Previous systematic reviews have confirmed the benefits of both exercise training and psychological interventions in people with chronic obstructive pulmonary disease (COPD). The objective of this systematic review was to examine the effect of interventions which combine exercise training and psychological interventions for a range of health outcomes in people with COPD. Database searches identified randomized controlled trials of people with COPD participating in interventions that combined exercise training with a psychological strategy compared with control (usual care, waiting list) or active comparators (education, exercise, psychological interventions alone). Health outcomes included dyspnoea, anxiety, depression, quality of life or functional exercise capacity. Standardized mean differences (SMD) were calculated for each intervention arm/control comparison. Across the 12 included studies (738 participants), compared with control conditions, SMD consistently favoured interventions which included both exercise + psychological components (SMD range dyspnoea -1.63 to -0.25; anxiety -0.50 to -0.20; depression -0.46 to -0.18; quality of life 0.09 to 1.16; functional exercise capacity 0.22 to 1.23). When compared with active comparators, SMD consistently favoured interventions that included exercise training + psychological component for dyspnoea (SMD range -0.35 to -0.97), anxiety (SMD range -0.13 to -1.00) and exercise capacity (SMD range 0.64 to 0.71) but were inconsistent for depression (-0.11 to 1.27) and quality of life (0.02 to -2.00). The magnitude of effect for most interventions was greater than the minimum required for clinical significance (i.e. > 0.32) in behavioural medicine. While interventions, outcomes and effect sizes differed substantially between studies, combining exercise training with a psychological intervention may provide a means of optimizing rehabilitation in people with COPD.

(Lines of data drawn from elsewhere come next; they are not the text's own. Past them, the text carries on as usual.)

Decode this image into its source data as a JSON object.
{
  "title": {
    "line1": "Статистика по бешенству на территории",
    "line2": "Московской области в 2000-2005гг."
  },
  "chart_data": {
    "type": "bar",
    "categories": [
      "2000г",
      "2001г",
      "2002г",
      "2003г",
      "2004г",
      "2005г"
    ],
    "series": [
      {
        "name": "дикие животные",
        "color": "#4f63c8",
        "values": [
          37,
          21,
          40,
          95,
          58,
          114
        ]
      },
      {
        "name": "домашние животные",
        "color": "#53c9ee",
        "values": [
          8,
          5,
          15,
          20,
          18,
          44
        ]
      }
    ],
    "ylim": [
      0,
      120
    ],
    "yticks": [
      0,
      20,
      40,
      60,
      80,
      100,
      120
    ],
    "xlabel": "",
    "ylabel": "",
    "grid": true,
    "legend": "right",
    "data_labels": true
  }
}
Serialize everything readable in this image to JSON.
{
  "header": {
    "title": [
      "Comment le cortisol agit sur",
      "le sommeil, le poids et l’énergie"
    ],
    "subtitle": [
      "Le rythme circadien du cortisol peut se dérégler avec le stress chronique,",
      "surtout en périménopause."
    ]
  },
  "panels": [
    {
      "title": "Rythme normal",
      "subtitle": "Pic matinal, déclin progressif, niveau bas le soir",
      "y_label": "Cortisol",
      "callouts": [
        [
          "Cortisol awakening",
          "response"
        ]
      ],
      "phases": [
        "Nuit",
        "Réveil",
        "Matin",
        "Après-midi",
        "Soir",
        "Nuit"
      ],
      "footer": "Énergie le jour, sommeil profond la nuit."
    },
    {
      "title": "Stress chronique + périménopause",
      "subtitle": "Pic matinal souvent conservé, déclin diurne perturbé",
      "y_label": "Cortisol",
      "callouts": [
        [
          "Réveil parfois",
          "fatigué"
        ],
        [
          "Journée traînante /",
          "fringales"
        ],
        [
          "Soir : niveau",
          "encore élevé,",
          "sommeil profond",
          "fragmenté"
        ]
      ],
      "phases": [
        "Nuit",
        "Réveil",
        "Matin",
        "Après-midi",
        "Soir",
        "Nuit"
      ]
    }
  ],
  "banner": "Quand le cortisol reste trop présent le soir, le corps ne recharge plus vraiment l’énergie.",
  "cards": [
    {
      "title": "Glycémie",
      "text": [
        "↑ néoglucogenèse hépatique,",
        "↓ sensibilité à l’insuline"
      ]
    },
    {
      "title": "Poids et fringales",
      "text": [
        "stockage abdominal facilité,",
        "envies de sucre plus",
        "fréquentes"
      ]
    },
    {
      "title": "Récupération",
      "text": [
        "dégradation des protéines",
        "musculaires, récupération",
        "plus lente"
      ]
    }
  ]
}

以往的系统评价已证实运动训练和心理干预对慢性阻塞性肺疾病(COPD)患者均有益处。本系统评价的目的是研究将运动训练与心理干预相结合的干预措施对COPD患者一系列健康结局的影响。数据库检索确定了COPD患者参与将运动训练与心理策略相结合的干预措施的随机对照试验,并与对照组(常规护理、等候名单)或积极对照(教育、运动、单独的心理干预)进行比较。健康结局包括呼吸困难、焦虑、抑郁、生活质量或功能性运动能力。计算每个干预组/对照组比较的标准化均数差(SMD)。在纳入的12项研究(738名参与者)中,与对照条件相比,SMD始终支持同时包含运动和心理成分的干预措施(SMD范围:呼吸困难-1.63至-0.25;焦虑-0.50至-0.20;抑郁-0.46至-0.18;生活质量0.09至1.16;功能性运动能力0.22至1.23)。与积极对照相比,SMD始终支持包含运动训练和心理成分的干预措施对呼吸困难(SMD范围-0.35至-0.97)、焦虑(SMD范围-0.13至-1.00)和运动能力(SMD范围0.64至0.71)的作用,但对抑郁(-0.11至1.27)和生活质量(0.02至-2.00)的作用不一致。大多数干预措施的效应大小大于行为医学中临床意义所需的最小值(即>0.32)。虽然各研究之间的干预措施、结局和效应大小差异很大,但将运动训练与心理干预相结合可能为优化COPD患者的康复提供一种方法。